Presently, with almost everything available at their doorstep in the name welfare schemes, the working class is kicking its habit of working to earn money for at least two square meals a day.
What is happening in the debt-ridden state of Andhra Pradesh is a game of one-upmanship among principal political players engaged in handing out freebies to voters. With elections fast-approaching, these parties have set a single-point programme of wooing voters with competitively attractive offers to be able to rule the state, regardless of the deteriorating fiscal health of the state. The state is already neck deep in financial problems due to the implementation of a plethora of welfare schemes. Yet, the two main political parties in Andhra Pradesh are competing to hoodwink people in the name of bringing welfare schemes for people, though the beneficiaries of government’s programmes comprise mostly the working class.
Telugu Desam Party (TDP) founder NT Rama Rao brought a novel scheme of giving one kilogram of rice for two rupees to poor people in 1983. NTR’s predecessor and Congress chief minister Kotla Vijayabhaskara Reddy was constrained to take a step in this regard after observing the tremendous response from people when NTR mentioned this scheme at public meetings during his 35,000-km yatra on his ‘Chaitanya Ratham’. Everybody, cutting across party lines, welcomed the proposal to distribute subsidised rice through nearly 37,800 fair price shops (then) across the state.
Sensing the political fallout of the public response to the subsidised rice scheme proposal of NTR, Vijaya Bhaskara Reddy introduced the same at Rs.1.90 in the state, thinking that it would take the wind out of the sails of NTR. But NTR reacted positively to the then government ‘s move and expressed his confidence that TDP would end the 35-year rule of the Congress and thereafter effectively implement the subsidised rice scheme for the poor. NTR stormed to power, emerging as the first non-Congress chief minister of AP. NTR came to be identified with the popular scheme so much so that the credit went to him, though the Congress government continued the scheme during its rule in the later years.
Supplying subsidised rice to people in need is understandable. But introducing less productive schemes requiring huge outgo is questionable, especially if they are going to impair the state’s fiscal health. Scholarships have been paid to students in schools and colleges annually since the regime of the first chief minister of combined Andhra Pradesh Neelam Sanjeeva Reddy. Yesteryear chief ministers did not insist on linking their names with those schemes for sheer publicity. These days chief ministers inscribe their names as prefixes to every welfare scheme. The term ‘Chandranna’ could be found in almost every scheme implemented in the state during the rule of TDP president N. Chandrababu Naidu.

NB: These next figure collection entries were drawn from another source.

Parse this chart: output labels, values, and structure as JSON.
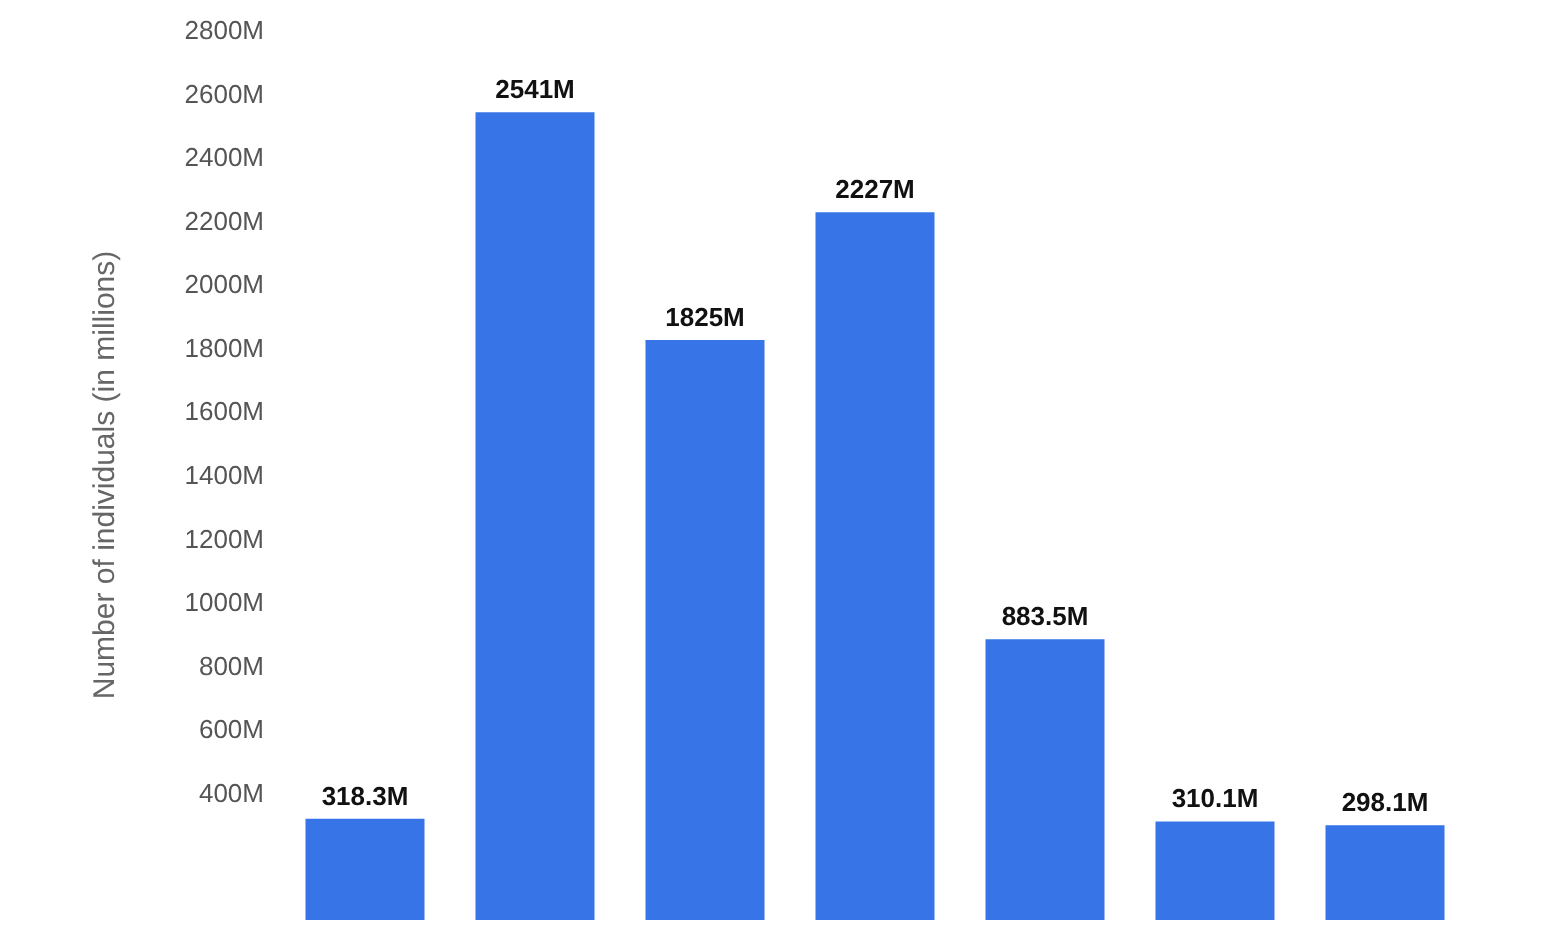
{
  "chart_data": {
    "type": "bar",
    "ylabel": "Number of individuals (in millions)",
    "categories": [
      null,
      null,
      null,
      null,
      null,
      null,
      null
    ],
    "values": [
      318.3,
      2541,
      1825,
      2227,
      883.5,
      310.1,
      298.1
    ],
    "value_labels": [
      "318.3M",
      "2541M",
      "1825M",
      "2227M",
      "883.5M",
      "310.1M",
      "298.1M"
    ],
    "color": "#3674e8",
    "ylim": [
      0,
      2800
    ],
    "yticks": [
      {
        "value": 400,
        "label": "400M"
      },
      {
        "value": 600,
        "label": "600M"
      },
      {
        "value": 800,
        "label": "800M"
      },
      {
        "value": 1000,
        "label": "1000M"
      },
      {
        "value": 1200,
        "label": "1200M"
      },
      {
        "value": 1400,
        "label": "1400M"
      },
      {
        "value": 1600,
        "label": "1600M"
      },
      {
        "value": 1800,
        "label": "1800M"
      },
      {
        "value": 2000,
        "label": "2000M"
      },
      {
        "value": 2200,
        "label": "2200M"
      },
      {
        "value": 2400,
        "label": "2400M"
      },
      {
        "value": 2600,
        "label": "2600M"
      },
      {
        "value": 2800,
        "label": "2800M"
      }
    ],
    "grid": false
  }
}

Now, the term has made way for ‘Jagananna’, reflecting the name of YSRCP president YS Jaganmohan Reddy.
Presently, with almost everything available at their doorstep in the name welfare schemes, the working class is kicking its habit of working to earn money for at least two square meals a day. Hence, there is avoidable scarcity of farm labour in rural areas across the state. Even small and marginal farmers are being forced to engage farm equipment and machinery at various stages of cultivation. Some farmers have started engaging groups of farm labourers from distant places like West Bengal and Bihar. In these circumstances, it is irresponsible on the part of major political parties to continue to promise welfare schemes, ignoring the looming fiscal disaster.
Residual AP started its journey with a deficit of Rs. 16,000 crore in the annual budget. So, the state ought to have adopted a careful approach towards financial management. Instead, the successive rulers made visits to World Economic Forum summits at huge costs to the exchequer – at least Rs. 15 crore each – but returned almost empty-handed. Nobody knows whether any industrial unit of signficance has been grounded in the state following MoUs signed at the WEF summits.
The YSRCP government has spent Rs. 2.10 crore on welfare schemes, using mostly borrowed funds. The AP government gets loans at huge interest rates. Such loans are not supposed to exceed 30% of its annual income. Yet, AP has willingly crossed this limit. Amidst this fiscal indiscipline, the state government has no qualms telling people that Rs. 2.10 crore had been distributed among lakhs of beneficiaries, suggesting that the borrowings were made only for them!
The TDP, at its recent Mahanadu in Rajahmundry, brought out its manifesto full of freebies with a view to return to power. The promised schemes have striking similarities with those launched by YSRCP: offers of paying Rs.15,000 to every schoolgoing child in the family, monthly cash allowance of Rs. 1,500 to women; and unemployment allowance of Rs. 3,000 to youth, among others.
As they say, “a statesman thinks about the next generation, while a politician thinks only about the next election”. Going by the skewed approaches of YSRCP and TDP, where would the state go with its mounting debts tomorrow? What path is left for the person who would be ruling the state tomorrow? As things stand, the financial position of AP is so bad that the government can’t easily pay salaries to its employees on the first of every month. There is nearly Rs.2 lakh debt burden on the head of every citizen in the state.
It is high time major political parties in the state understood the implications of going to voters with freebies and welfare schemes just to be in power with least regard for fiscal discipline.